3. Pay attention at KIRCHBORN: There is only a small red triangle pointing to the left at the information column. Afterwards, the signposts to the Stangenpyramide are more visible, the crossing of the Neuhofschneise is no problem either. On the R8, you ride past Gut Neuhof and the golf course to the …
4. … STANGENPYRAMIDE. A few metres further along, descend left down the R8 and follow the red triangles to the Old town of Dreieichenhain. These signs accompany you to the Burg Hayn and through the picturesque Old Town. At the end of the traffic-calmed zone, follow the red triangle to the left into Schießbergstraße. Cross the railway line and keep going left along the edge of the forest until you reach a T-junction:
5. The REGIONALPARK RUNDROUTE crosses here, follow it to the left. First to Philippseich, then via Götzenhain and Offenthal to the Group of Celtic figures in Rödermark. Behind Offenthal, keep riding along the railway line, the references to the Keltenzug and the Bulau cannot be missed.

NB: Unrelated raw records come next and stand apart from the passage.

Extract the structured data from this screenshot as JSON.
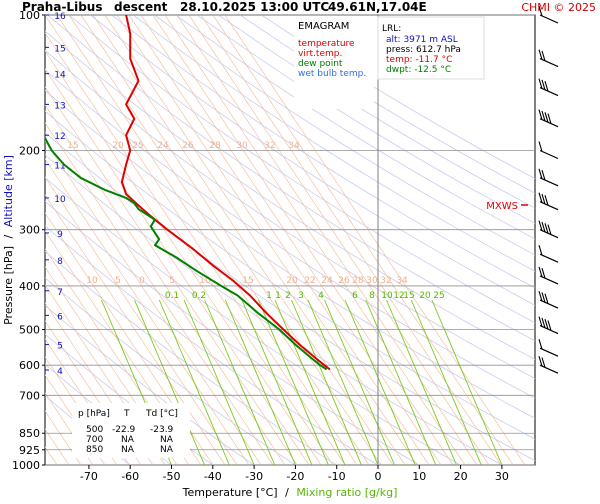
{
  "header": {
    "station": "Praha-Libus",
    "mode": "descent",
    "datetime": "28.10.2025 13:00 UTC",
    "coords": "49.61N,17.04E",
    "copyright": "CHMI © 2025"
  },
  "legend": {
    "title": "EMAGRAM",
    "items": [
      {
        "label": "temperature",
        "color": "#e00000"
      },
      {
        "label": "virt.temp.",
        "color": "#e00000"
      },
      {
        "label": "dew point",
        "color": "#008000"
      },
      {
        "label": "wet bulb temp.",
        "color": "#3070e0"
      }
    ]
  },
  "lrl": {
    "title": "LRL:",
    "alt": "alt: 3971 m ASL",
    "press": "press: 612.7 hPa",
    "temp": "temp: -11.7 °C",
    "dwpt": "dwpt: -12.5 °C"
  },
  "mxws_label": "MXWS",
  "table": {
    "headers": [
      "p [hPa]",
      "T",
      "Td [°C]"
    ],
    "rows": [
      [
        "500",
        "-22.9",
        "-23.9"
      ],
      [
        "700",
        "NA",
        "NA"
      ],
      [
        "850",
        "NA",
        "NA"
      ]
    ]
  },
  "axes": {
    "ylabel_pressure": "Pressure [hPa]",
    "ylabel_sep": "/",
    "ylabel_altitude": "Altitude [km]",
    "xlabel_temp": "Temperature [°C]",
    "xlabel_sep": "/",
    "xlabel_mix": "Mixing ratio [g/kg]"
  },
  "colors": {
    "temperature": "#e00000",
    "dewpoint": "#008000",
    "wetbulb": "#3070e0",
    "altitude": "#1010c0",
    "mixing": "#55b800",
    "isotherm": "#f5c0a0",
    "adiabat": "#c8cdf0",
    "grid": "#909090"
  },
  "chart_data": {
    "type": "line",
    "title": "Praha-Libus descent 28.10.2025 13:00 UTC 49.61N,17.04E",
    "xlabel": "Temperature [°C] / Mixing ratio [g/kg]",
    "ylabel": "Pressure [hPa] / Altitude [km]",
    "xlim": [
      -80,
      35
    ],
    "ylim": [
      1000,
      100
    ],
    "y_scale": "log",
    "x_ticks": [
      -70,
      -60,
      -50,
      -40,
      -30,
      -20,
      -10,
      0,
      10,
      20,
      30
    ],
    "pressure_ticks": [
      100,
      200,
      300,
      400,
      500,
      600,
      700,
      850,
      925,
      1000
    ],
    "altitude_ticks": [
      {
        "km": 16,
        "p": 100
      },
      {
        "km": 15,
        "p": 118
      },
      {
        "km": 14,
        "p": 135
      },
      {
        "km": 13,
        "p": 158
      },
      {
        "km": 12,
        "p": 185
      },
      {
        "km": 11,
        "p": 215
      },
      {
        "km": 10,
        "p": 255
      },
      {
        "km": 9,
        "p": 305
      },
      {
        "km": 8,
        "p": 350
      },
      {
        "km": 7,
        "p": 410
      },
      {
        "km": 6,
        "p": 465
      },
      {
        "km": 5,
        "p": 540
      },
      {
        "km": 4,
        "p": 615
      }
    ],
    "isotherm_labels_200": [
      -15,
      -20,
      -25,
      -24,
      -26,
      -28,
      -30,
      -32,
      -34
    ],
    "isotherm_labels_375": [
      -10,
      -5,
      0,
      5,
      10,
      15,
      20,
      22,
      24,
      26,
      28,
      30,
      32,
      34
    ],
    "mixing_ratio_labels": [
      "0.1",
      "0.2",
      "1",
      "1",
      "2",
      "3",
      "4",
      "6",
      "8",
      "10",
      "12",
      "15",
      "20",
      "25"
    ],
    "series": [
      {
        "name": "temperature",
        "color": "#e00000",
        "points": [
          [
            -11.7,
            612.7
          ],
          [
            -13,
            600
          ],
          [
            -15,
            580
          ],
          [
            -19,
            540
          ],
          [
            -22.9,
            500
          ],
          [
            -27,
            460
          ],
          [
            -31,
            420
          ],
          [
            -35,
            390
          ],
          [
            -40,
            360
          ],
          [
            -45,
            330
          ],
          [
            -51,
            300
          ],
          [
            -55,
            280
          ],
          [
            -58,
            265
          ],
          [
            -61,
            250
          ],
          [
            -62,
            235
          ],
          [
            -61,
            215
          ],
          [
            -60,
            200
          ],
          [
            -61,
            185
          ],
          [
            -59,
            170
          ],
          [
            -61,
            158
          ],
          [
            -58,
            140
          ],
          [
            -60,
            125
          ],
          [
            -60,
            110
          ],
          [
            -61,
            100
          ]
        ]
      },
      {
        "name": "dew point",
        "color": "#008000",
        "points": [
          [
            -12.5,
            612.7
          ],
          [
            -14,
            600
          ],
          [
            -16,
            580
          ],
          [
            -20,
            540
          ],
          [
            -23.9,
            500
          ],
          [
            -29,
            460
          ],
          [
            -34,
            420
          ],
          [
            -38,
            400
          ],
          [
            -44,
            370
          ],
          [
            -49,
            345
          ],
          [
            -54,
            325
          ],
          [
            -53,
            315
          ],
          [
            -55,
            295
          ],
          [
            -54,
            285
          ],
          [
            -58,
            270
          ],
          [
            -59,
            262
          ],
          [
            -61,
            255
          ],
          [
            -66,
            245
          ],
          [
            -72,
            230
          ],
          [
            -76,
            215
          ],
          [
            -79,
            200
          ],
          [
            -81,
            185
          ],
          [
            -82,
            170
          ]
        ]
      }
    ],
    "wind_barbs_pressure": [
      100,
      125,
      145,
      170,
      200,
      230,
      260,
      300,
      340,
      380,
      430,
      490,
      550,
      600
    ]
  }
}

6. At the KELTENZUG AUF DER BULAU, turn left and follow the REGIONALPARK RUNDROUTE through the woods and fields to the Geschichtspfad Dietzenbach – beware when crossing the country road!
7. You have reached the GESCHICHTSPFAD DIETZENBACH and will find yourself within a rotunda that’s surrounded by walls: The main route turns right here. After 200 m, turn left on the bridge – and then just keep going straight ahead to the train station.